So q se vc notar... esse pacote q vc esta baixando é I386, ou seja a arquitetura do teu sistema tb tem q ser I386... tipo aqui no meu caso os pacotes teem q ser amd64.deb... Sacou

----------


## Shaoroc

> tb esta certo...pq... no momento q vc da um apt-get ele baixa um pacote.deb no /var/cache/apt.... etc etc
> Ai oq vc esta fazendo é ja baixar o pacote.deb com o wget.
> So q se vc notar... esse pacote q vc esta baixando é I386, ou seja a arquitetura do teu sistema tb tem q ser I386... tipo aqui no meu caso os pacotes teem q ser amd64.deb... Sacou



sim sim arquitetura do processador o teu é 64bits o meu 32bits 

conseguiu aew? 
qual comando uso para listar os pacotes instalados?


*
Edit* 

axo q foram todos os pacotes manu 
fui lendo os pacotes que o sistema pedia e fui instalando, qual comando uso para saber se ta tudo instalado?

*Edit [2]*

meu deu erro no banco de dados 
o diretoria final 8.3/main não existia criei ele e rodei o scrip de novo no qual ele passou mais na hora de criar senha travo de novo e dali não passou oque posso fazer? 

*cp pg_hba.conf /etc/postgresql/8.3/main/

*

----------


## paulojrandrade

como te falei segue isso aqui... no meu esta 100% e no ar... como te mostrei, até estou navegando por ele.

----------


## Shaoroc

> como te falei segue isso aqui... no meu esta 100% e no ar... como te mostrei, até estou navegando por ele.
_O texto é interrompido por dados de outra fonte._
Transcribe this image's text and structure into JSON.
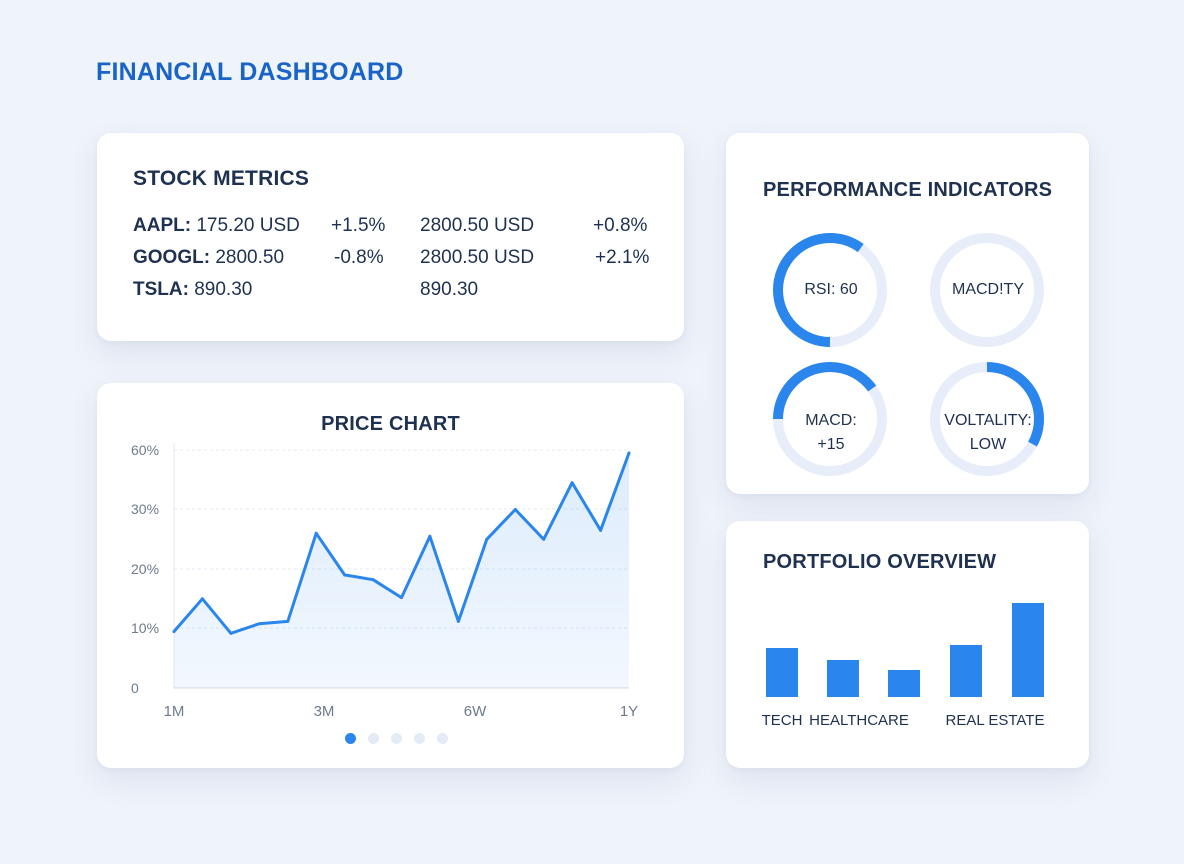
{
  "header": {
    "title": "FINANCIAL DASHBOARD"
  },
  "stock_metrics": {
    "title": "STOCK METRICS",
    "rows": [
      {
        "symbol": "AAPL:",
        "price": "175.20 USD",
        "change": "+1.5%",
        "price2": "2800.50 USD",
        "change2": "+0.8%"
      },
      {
        "symbol": "GOOGL:",
        "price": "2800.50",
        "change": "-0.8%",
        "price2": "2800.50 USD",
        "change2": "+2.1%"
      },
      {
        "symbol": "TSLA:",
        "price": "890.30",
        "change": "",
        "price2": "890.30",
        "change2": ""
      }
    ]
  },
  "performance": {
    "title": "PERFORMANCE INDICATORS",
    "gauges": [
      {
        "lines": [
          "RSI: 60"
        ],
        "value": 60
      },
      {
        "lines": [
          "MACD!TY"
        ],
        "value": 0
      },
      {
        "lines": [
          "MACD:",
          "+15"
        ],
        "value": 40
      },
      {
        "lines": [
          "VOLTALITY:",
          "LOW"
        ],
        "value": 33
      }
    ],
    "colors": {
      "accent": "#2a86ec",
      "track": "#e8eef9"
    }
  },
  "price_chart": {
    "title": "PRICE CHART",
    "pager": {
      "count": 5,
      "active": 0
    }
  },
  "portfolio": {
    "title": "PORTFOLIO OVERVIEW"
  },
  "chart_data": [
    {
      "type": "area",
      "title": "PRICE CHART",
      "ytick_labels": [
        "0",
        "10%",
        "20%",
        "30%",
        "60%"
      ],
      "xtick_labels": [
        "1M",
        "3M",
        "6W",
        "1Y"
      ],
      "y_display": [
        9.5,
        15,
        9.2,
        10.8,
        11.2,
        26,
        19,
        18.2,
        15.2,
        25.5,
        11.2,
        25,
        30,
        25,
        34.5,
        26.5,
        39.5
      ],
      "color": "#2a86ec",
      "grid": true
    },
    {
      "type": "bar",
      "title": "PORTFOLIO OVERVIEW",
      "categories": [
        "TECH",
        "HEALTHCARE",
        "",
        "REAL ESTATE",
        ""
      ],
      "values": [
        49,
        37,
        27,
        52,
        94
      ],
      "color": "#2a86ec"
    }
  ]
}
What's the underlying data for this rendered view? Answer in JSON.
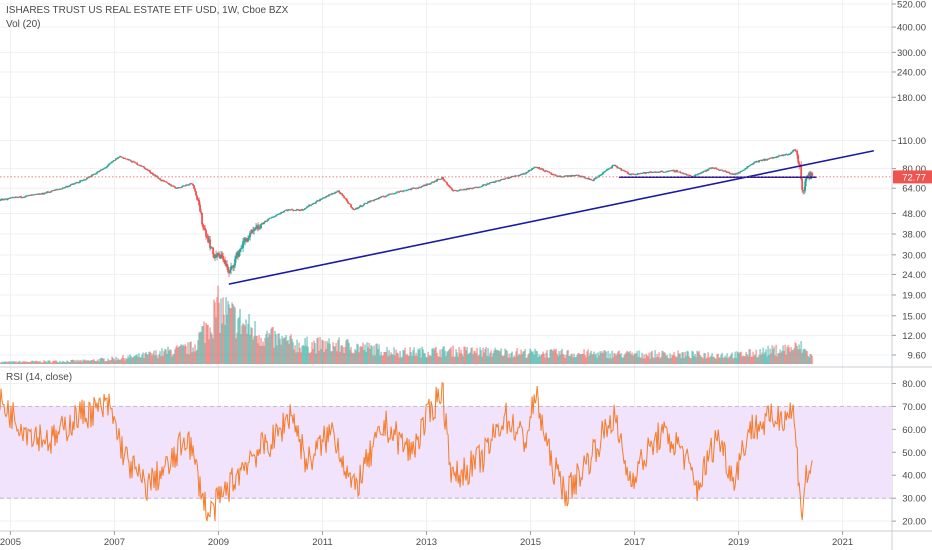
{
  "header": {
    "title": "ISHARES TRUST US REAL ESTATE ETF USD, 1W, Cboe BZX",
    "volume_label": "Vol (20)"
  },
  "rsi_panel": {
    "label": "RSI (14, close)"
  },
  "colors": {
    "up": "#26a69a",
    "down": "#ef5350",
    "trendline": "#1a1aa6",
    "rsi_line": "#f57c2b",
    "rsi_band": "#f1e3fb",
    "last_price_bg": "#ef5350",
    "grid": "#eef0f3"
  },
  "chart_data": [
    {
      "type": "candlestick",
      "title": "ISHARES TRUST US REAL ESTATE ETF USD, 1W, Cboe BZX",
      "scale": "log",
      "y_ticks": [
        9.6,
        12.0,
        15.0,
        19.0,
        24.0,
        30.0,
        38.0,
        48.0,
        64.0,
        80.0,
        110.0,
        180.0,
        240.0,
        300.0,
        400.0,
        520.0
      ],
      "y_tick_labels": [
        "9.60",
        "12.00",
        "15.00",
        "19.00",
        "24.00",
        "30.00",
        "38.00",
        "48.00",
        "64.00",
        "80.00",
        "110.00",
        "180.00",
        "240.00",
        "300.00",
        "400.00",
        "520.00"
      ],
      "x_tick_labels": [
        "2005",
        "2007",
        "2009",
        "2011",
        "2013",
        "2015",
        "2017",
        "2019",
        "2021"
      ],
      "x_ticks": [
        2005.0,
        2007.0,
        2009.0,
        2011.0,
        2013.0,
        2015.0,
        2017.0,
        2019.0,
        2021.0
      ],
      "last_price": 72.77,
      "last_price_label": "72.77",
      "close_path": [
        {
          "t": 2004.8,
          "v": 56
        },
        {
          "t": 2005.2,
          "v": 58
        },
        {
          "t": 2005.6,
          "v": 60
        },
        {
          "t": 2006.0,
          "v": 64
        },
        {
          "t": 2006.4,
          "v": 70
        },
        {
          "t": 2006.8,
          "v": 80
        },
        {
          "t": 2007.1,
          "v": 92
        },
        {
          "t": 2007.5,
          "v": 83
        },
        {
          "t": 2007.9,
          "v": 70
        },
        {
          "t": 2008.2,
          "v": 64
        },
        {
          "t": 2008.5,
          "v": 68
        },
        {
          "t": 2008.7,
          "v": 42
        },
        {
          "t": 2008.9,
          "v": 30
        },
        {
          "t": 2009.1,
          "v": 29
        },
        {
          "t": 2009.2,
          "v": 24
        },
        {
          "t": 2009.5,
          "v": 35
        },
        {
          "t": 2009.9,
          "v": 44
        },
        {
          "t": 2010.3,
          "v": 50
        },
        {
          "t": 2010.6,
          "v": 50
        },
        {
          "t": 2011.0,
          "v": 57
        },
        {
          "t": 2011.3,
          "v": 62
        },
        {
          "t": 2011.6,
          "v": 50
        },
        {
          "t": 2011.9,
          "v": 55
        },
        {
          "t": 2012.4,
          "v": 61
        },
        {
          "t": 2012.9,
          "v": 65
        },
        {
          "t": 2013.3,
          "v": 72
        },
        {
          "t": 2013.5,
          "v": 62
        },
        {
          "t": 2013.9,
          "v": 64
        },
        {
          "t": 2014.4,
          "v": 70
        },
        {
          "t": 2014.9,
          "v": 76
        },
        {
          "t": 2015.1,
          "v": 82
        },
        {
          "t": 2015.5,
          "v": 73
        },
        {
          "t": 2015.9,
          "v": 74
        },
        {
          "t": 2016.2,
          "v": 70
        },
        {
          "t": 2016.6,
          "v": 83
        },
        {
          "t": 2016.9,
          "v": 75
        },
        {
          "t": 2017.4,
          "v": 77
        },
        {
          "t": 2017.8,
          "v": 78
        },
        {
          "t": 2018.1,
          "v": 73
        },
        {
          "t": 2018.5,
          "v": 81
        },
        {
          "t": 2018.9,
          "v": 75
        },
        {
          "t": 2019.0,
          "v": 76
        },
        {
          "t": 2019.3,
          "v": 86
        },
        {
          "t": 2019.7,
          "v": 91
        },
        {
          "t": 2020.0,
          "v": 95
        },
        {
          "t": 2020.08,
          "v": 100
        },
        {
          "t": 2020.18,
          "v": 82
        },
        {
          "t": 2020.23,
          "v": 60
        },
        {
          "t": 2020.28,
          "v": 68
        },
        {
          "t": 2020.34,
          "v": 75
        },
        {
          "t": 2020.4,
          "v": 72.77
        }
      ],
      "trendlines": [
        {
          "name": "rising support",
          "from": {
            "t": 2009.2,
            "v": 21.5
          },
          "to": {
            "t": 2021.6,
            "v": 98
          }
        },
        {
          "name": "horizontal support",
          "from": {
            "t": 2016.7,
            "v": 72.5
          },
          "to": {
            "t": 2020.5,
            "v": 72.5
          }
        }
      ]
    },
    {
      "type": "bar",
      "title": "Vol (20)",
      "series_note": "weekly volume, shown as relative height (0-1) of the panel",
      "profile": [
        {
          "t": 2004.8,
          "v": 0.03
        },
        {
          "t": 2006.5,
          "v": 0.05
        },
        {
          "t": 2007.5,
          "v": 0.12
        },
        {
          "t": 2008.5,
          "v": 0.25
        },
        {
          "t": 2009.0,
          "v": 0.85
        },
        {
          "t": 2009.3,
          "v": 0.7
        },
        {
          "t": 2009.8,
          "v": 0.45
        },
        {
          "t": 2010.5,
          "v": 0.3
        },
        {
          "t": 2011.5,
          "v": 0.28
        },
        {
          "t": 2012.5,
          "v": 0.18
        },
        {
          "t": 2013.5,
          "v": 0.2
        },
        {
          "t": 2015.0,
          "v": 0.17
        },
        {
          "t": 2017.0,
          "v": 0.15
        },
        {
          "t": 2019.0,
          "v": 0.14
        },
        {
          "t": 2020.2,
          "v": 0.26
        },
        {
          "t": 2020.4,
          "v": 0.12
        }
      ]
    },
    {
      "type": "line",
      "title": "RSI (14, close)",
      "y_ticks": [
        20,
        30,
        40,
        50,
        60,
        70,
        80
      ],
      "y_tick_labels": [
        "20.00",
        "30.00",
        "40.00",
        "50.00",
        "60.00",
        "70.00",
        "80.00"
      ],
      "ylim": [
        17,
        85
      ],
      "upper_band": 70,
      "lower_band": 30,
      "anchors": [
        {
          "t": 2004.8,
          "v": 72
        },
        {
          "t": 2005.3,
          "v": 60
        },
        {
          "t": 2005.8,
          "v": 55
        },
        {
          "t": 2006.3,
          "v": 66
        },
        {
          "t": 2006.9,
          "v": 70
        },
        {
          "t": 2007.2,
          "v": 48
        },
        {
          "t": 2007.6,
          "v": 35
        },
        {
          "t": 2008.1,
          "v": 45
        },
        {
          "t": 2008.4,
          "v": 58
        },
        {
          "t": 2008.8,
          "v": 22
        },
        {
          "t": 2009.2,
          "v": 35
        },
        {
          "t": 2009.6,
          "v": 48
        },
        {
          "t": 2010.1,
          "v": 56
        },
        {
          "t": 2010.4,
          "v": 68
        },
        {
          "t": 2010.7,
          "v": 45
        },
        {
          "t": 2011.2,
          "v": 60
        },
        {
          "t": 2011.6,
          "v": 33
        },
        {
          "t": 2012.2,
          "v": 62
        },
        {
          "t": 2012.7,
          "v": 50
        },
        {
          "t": 2013.3,
          "v": 78
        },
        {
          "t": 2013.5,
          "v": 38
        },
        {
          "t": 2014.1,
          "v": 48
        },
        {
          "t": 2014.5,
          "v": 66
        },
        {
          "t": 2014.9,
          "v": 55
        },
        {
          "t": 2015.1,
          "v": 75
        },
        {
          "t": 2015.4,
          "v": 45
        },
        {
          "t": 2015.7,
          "v": 32
        },
        {
          "t": 2016.2,
          "v": 50
        },
        {
          "t": 2016.6,
          "v": 66
        },
        {
          "t": 2016.9,
          "v": 38
        },
        {
          "t": 2017.5,
          "v": 58
        },
        {
          "t": 2017.9,
          "v": 52
        },
        {
          "t": 2018.2,
          "v": 34
        },
        {
          "t": 2018.6,
          "v": 58
        },
        {
          "t": 2018.9,
          "v": 38
        },
        {
          "t": 2019.2,
          "v": 60
        },
        {
          "t": 2019.6,
          "v": 64
        },
        {
          "t": 2020.05,
          "v": 68
        },
        {
          "t": 2020.22,
          "v": 23
        },
        {
          "t": 2020.3,
          "v": 40
        },
        {
          "t": 2020.4,
          "v": 42
        }
      ]
    }
  ]
}
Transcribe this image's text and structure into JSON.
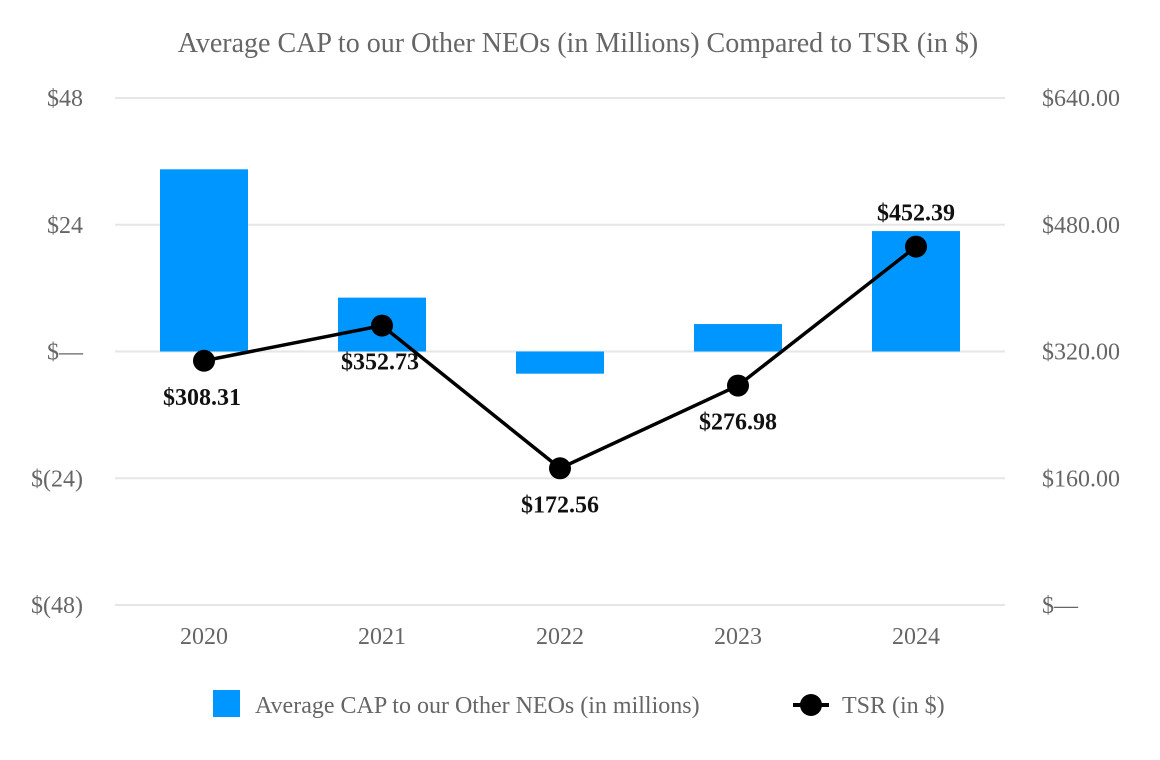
{
  "chart_data": {
    "type": "bar+line",
    "title": "Average CAP to our Other NEOs (in Millions) Compared to TSR (in $)",
    "categories": [
      "2020",
      "2021",
      "2022",
      "2023",
      "2024"
    ],
    "series": [
      {
        "name": "Average CAP to our Other NEOs (in millions)",
        "type": "bar",
        "axis": "left",
        "color": "#0096ff",
        "values": [
          34.5,
          10.2,
          -4.2,
          5.2,
          22.8
        ]
      },
      {
        "name": "TSR (in $)",
        "type": "line",
        "axis": "right",
        "color": "#000000",
        "values": [
          308.31,
          352.73,
          172.56,
          276.98,
          452.39
        ],
        "labels": [
          "$308.31",
          "$352.73",
          "$172.56",
          "$276.98",
          "$452.39"
        ]
      }
    ],
    "y_left": {
      "ylim": [
        -48,
        48
      ],
      "ticks": [
        48,
        24,
        0,
        -24,
        -48
      ],
      "tick_labels": [
        "$48",
        "$24",
        "$—",
        "$(24)",
        "$(48)"
      ]
    },
    "y_right": {
      "ylim": [
        0,
        640
      ],
      "ticks": [
        640,
        480,
        320,
        160,
        0
      ],
      "tick_labels": [
        "$640.00",
        "$480.00",
        "$320.00",
        "$160.00",
        "$—"
      ]
    },
    "grid": true,
    "legend_position": "bottom-center"
  }
}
Paulão funfO certinho so teve aquela parte de alterar a linha 39 do tuto q num entendi e num axei mais deixei como padrão e funcionou trankilo. 


Paulo muito obrigado por sua ajuda e compreensão e paciência. hehe..

----------


## marcelowcs

Caros amigos, utilizo o pycontrole para gerenciar a rede da empresa em que trabalho, esta rodando perfeitamente, no entanto preciso colocar captive portal, para que os usuarios autentiquem no servidor em uma pagina,gostaria de saber se tem como implementar essa solução com o pycontrole, se alguem puder ajudar agradeço.

----------


## Shaoroc

> Caros amigos, utilizo o pycontrole para gerenciar a rede da empresa em que trabalho, esta rodando perfeitamente, no entanto preciso colocar captive portal, para que os usuarios autentiquem no servidor em uma pagina,gostaria de saber se tem como implementar essa solução com o pycontrole, se alguem puder ajudar agradeço.


Bom dia Marcelo, acredito que á sim uma maneira para fazer uma autenticação, mais o Pycontrole é em pythom tenso a meu ver pra mexer se vc conseguir criar um outro sistema junto com ele fica perfect, num sei se vai ajudar muito mais procurar por gateway autenticado aki no forum e na net q vc axa alguma coisa.

----------


## terencerocha

tenta o webmin

----------


## Shaoroc

> tenta o webmin



webmin para autenticação?

axo q num tem como manu 

se num me engado ele so faz as configurações linux ficarem mais facil 


sei que o pfsente e o endian possuiem inclusos neles um gateway autenticado,

----------